Fluid resuscitation, vasopressors for septic shock, mechanical ventilation for respiratory failure, and renal replacement therapy when needed are integral to management.

Living with Melioidosis

Even after successful treatment, patients need ongoing vigilance to avoid relapse.

  • Medication adherence – Complete the full eradication course (usually 4–6 months) even if you feel well.
  • Follow‑up labs – Repeat blood cultures at the end of the intensive phase and periodically during eradication therapy.
  • Imaging surveillance – Ultrasound or CT of the abdomen every 2–3 months for patients with previous organ abscesses.
  • Manage underlying conditions – Tight glycemic control in diabetics reduces recurrence risk.
  • Personal protective equipment (PPE) – Wear waterproof boots and gloves when working in wet soil or handling water in endemic areas.
  • Vaccination – No specific vaccine exists, but stay up to date on routine vaccines (e.g., influenza, pneumococcal) to reduce secondary infections.

Prevention

Prevention focuses on reducing environmental exposure and optimizing host immunity.

Environmental measures

  • Wear closed shoes and waterproof gloves when walking in flooded fields or handling soil.
  • Avoid wading in standing water after heavy rains; use a stick to test depth and temperature.
  • If you work in high‑risk occupations, use protective clothing and follow occupational safety guidelines.
  • Disinfect wounds promptly with antiseptic and keep them covered.

Medical measures

  • Control diabetes, hypertension, and other chronic diseases.
  • Seek early medical evaluation for persistent fevers after travel to endemic regions.
  • Educate community health workers in endemic zones about the disease’s signs and the importance of early culture testing.

Complications

If untreated or inadequately treated, melioidosis can lead to severe, life‑threatening complications.

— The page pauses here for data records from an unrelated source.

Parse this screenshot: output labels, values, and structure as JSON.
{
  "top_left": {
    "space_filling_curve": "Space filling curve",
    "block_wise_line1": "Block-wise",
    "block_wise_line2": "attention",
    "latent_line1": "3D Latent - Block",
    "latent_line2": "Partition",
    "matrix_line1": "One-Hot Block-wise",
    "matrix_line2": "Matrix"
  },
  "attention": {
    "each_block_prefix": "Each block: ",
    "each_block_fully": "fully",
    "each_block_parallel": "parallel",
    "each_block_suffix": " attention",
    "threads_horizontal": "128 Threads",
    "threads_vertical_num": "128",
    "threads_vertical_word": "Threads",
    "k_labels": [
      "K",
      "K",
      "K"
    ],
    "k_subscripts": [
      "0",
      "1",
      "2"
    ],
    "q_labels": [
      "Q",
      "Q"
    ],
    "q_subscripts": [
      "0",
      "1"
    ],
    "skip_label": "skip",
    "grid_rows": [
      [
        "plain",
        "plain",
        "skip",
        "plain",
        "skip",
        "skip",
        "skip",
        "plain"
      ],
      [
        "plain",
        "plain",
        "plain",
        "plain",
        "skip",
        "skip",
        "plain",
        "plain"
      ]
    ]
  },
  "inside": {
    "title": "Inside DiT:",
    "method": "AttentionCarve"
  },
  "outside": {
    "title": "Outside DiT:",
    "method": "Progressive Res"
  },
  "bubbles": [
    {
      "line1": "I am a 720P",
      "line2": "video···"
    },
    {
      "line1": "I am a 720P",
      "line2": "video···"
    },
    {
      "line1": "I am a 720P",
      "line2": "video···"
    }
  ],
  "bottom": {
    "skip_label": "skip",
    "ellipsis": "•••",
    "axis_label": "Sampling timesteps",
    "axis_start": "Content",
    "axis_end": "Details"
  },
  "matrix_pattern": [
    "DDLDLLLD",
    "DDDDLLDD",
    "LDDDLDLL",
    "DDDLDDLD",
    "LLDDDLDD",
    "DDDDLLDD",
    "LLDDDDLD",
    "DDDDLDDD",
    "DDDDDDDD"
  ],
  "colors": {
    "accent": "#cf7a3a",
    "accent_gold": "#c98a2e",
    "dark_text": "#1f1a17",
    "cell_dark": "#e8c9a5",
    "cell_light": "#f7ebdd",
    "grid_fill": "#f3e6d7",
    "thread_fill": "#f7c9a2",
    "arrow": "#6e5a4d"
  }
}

  • Septic shock – occurs in up to 30 % of acute cases; high mortality.
  • Abscess formation – in lungs, liver, spleen, kidneys, prostate, or brain; may require surgical drainage.
  • Chronic osteomyelitis – infection of bone leading to long‑term disability.
  • Neurologic deficits – due to encephalitis, cerebral abscess, or meningitis.
  • Relapse – recurrence rates of 5‑10 % are reported when eradication therapy is shortened or adherence is poor.
  • Death – overall case‑fatality 10‑40 %; higher (up to 70 %) in patients with severe sepsis, pneumonia, or uncontrolled diabetes.

When to Seek Emergency Care

Call 911 or go to the nearest emergency department immediately if you develop any of the following:

  • Rapidly worsening fever with chills or rigors.
  • Severe shortness of breath, chest pain, or coughing up blood.
  • Sudden abdominal pain with swelling, especially if you notice a tender mass.
  • Confusion, seizures, or loss of consciousness.
  • Rapid heart rate (>120 bpm), low blood pressure (systolic <90 mmHg), or signs of shock (cold, clammy skin, fainting).
  • Uncontrolled bleeding from a skin ulcer or wound.

Prompt treatment dramatically improves outcomes.


References:
1. World Health Organization. “Melioidosis Fact Sheet.” 2022. https://www.who.int/activities/melioidosis-fact-sheet.
2. Centers for Disease Control and Prevention. “Melioidosis.” 2023. https://www.cdc.gov/melioidosis.
3. Mayo Clinic. “Melioidosis (Whitmore’s disease).” 2024. https://www.mayoclinic.org.
4. Cheng AC, Currie BJ. “Melioidosis: epidemiology, pathophysiology, and management.” Clin Infect Dis. 2021;73(3):556‑564.